As part of plans to visit England and France, I had arranged with Emery
Davis to stop over at his place in Normandy on my last full day in
France. The plan involved traveling by train from Lyon to Paris, thence
on to Normanday, but the plans came crashing down upon me when a taxi
stuck in traffic caused me to miss my train in Lyon by one minute,
leading to a cataclysmic cascade of bad events. Nonetheless, even a bad
day can be salvaged with a little bit of luck and a lot of will (and
cash). In this case, that amounted to a good meal and decent wine right
around the corner from my oh-so-unprepossesing hotel at the Brasserie
Terminus du Nord. With the "L'Ardoise du Jour" of 1) a salad of smoked
salmon, chevre and spinach; 2) grilled dorade on a risotto in saffron
sauce; and 3) tartlette of pears in an almond crust I had a half bottle of:
2005 Veronique Chereau-Gunther "Grand Fief de la Cormeraie" Muscadet
Sevre et Maine Sur Lie
Despite my trepidation at trying Muscadet from producers who aren't
named Ollivier, Luneau-Papin or Landron. It wasn't too communicative in
the nose, showing a little characteristic minerality and some citrusy
hints, but on the palate it proved to be quite fruity, with an off-dry
feel and lime and just enough acidity to keep it from being flabby. Not
a profound Muscadet by any stretch, but a very decent wine with my
dinner and a much better end to the day than what came before it.

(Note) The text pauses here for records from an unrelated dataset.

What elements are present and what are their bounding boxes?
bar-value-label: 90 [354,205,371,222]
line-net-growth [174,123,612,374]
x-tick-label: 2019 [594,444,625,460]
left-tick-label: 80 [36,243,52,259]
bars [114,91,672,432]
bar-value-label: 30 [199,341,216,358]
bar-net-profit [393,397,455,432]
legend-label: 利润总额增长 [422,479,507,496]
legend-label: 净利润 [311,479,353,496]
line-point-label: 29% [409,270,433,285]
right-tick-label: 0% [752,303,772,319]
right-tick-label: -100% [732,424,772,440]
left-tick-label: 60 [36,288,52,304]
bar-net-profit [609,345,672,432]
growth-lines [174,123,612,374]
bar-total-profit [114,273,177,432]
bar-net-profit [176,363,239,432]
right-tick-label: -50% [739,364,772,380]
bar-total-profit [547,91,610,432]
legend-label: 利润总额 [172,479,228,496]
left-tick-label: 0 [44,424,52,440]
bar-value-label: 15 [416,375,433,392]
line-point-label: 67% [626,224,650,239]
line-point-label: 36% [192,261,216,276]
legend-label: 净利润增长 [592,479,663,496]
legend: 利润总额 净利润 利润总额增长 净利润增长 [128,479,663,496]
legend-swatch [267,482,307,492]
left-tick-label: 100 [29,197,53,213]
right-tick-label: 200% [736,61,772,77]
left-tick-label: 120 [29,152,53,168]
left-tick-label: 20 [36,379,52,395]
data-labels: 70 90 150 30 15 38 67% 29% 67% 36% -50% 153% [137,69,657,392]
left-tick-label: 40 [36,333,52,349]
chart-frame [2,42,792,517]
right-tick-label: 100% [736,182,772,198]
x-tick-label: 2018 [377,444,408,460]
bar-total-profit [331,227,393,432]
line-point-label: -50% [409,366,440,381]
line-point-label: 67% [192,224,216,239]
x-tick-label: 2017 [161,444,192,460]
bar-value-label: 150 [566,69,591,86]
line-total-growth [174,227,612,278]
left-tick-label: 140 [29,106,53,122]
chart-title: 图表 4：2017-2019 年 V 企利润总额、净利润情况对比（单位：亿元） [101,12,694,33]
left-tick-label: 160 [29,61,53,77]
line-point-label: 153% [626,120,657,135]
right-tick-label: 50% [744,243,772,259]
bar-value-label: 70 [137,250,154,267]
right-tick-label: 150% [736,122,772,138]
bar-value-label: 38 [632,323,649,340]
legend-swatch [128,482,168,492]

To put this whole misadventure into perspective, this is the second time
that traffic issues have cost me a get-together with long-suffering
Emery and his clan. When I finally got ahold of him by phone to
apologize, he proceeded to recount for me the ten (10!) wines that he
had set aside for my 5 hour visit. Hearing the description was enough
to exact even more contrition from my exhausted, parched body than had
already occurred. Suffice it to say that I pledged then (and now) to
make him a destination on our next trip to France.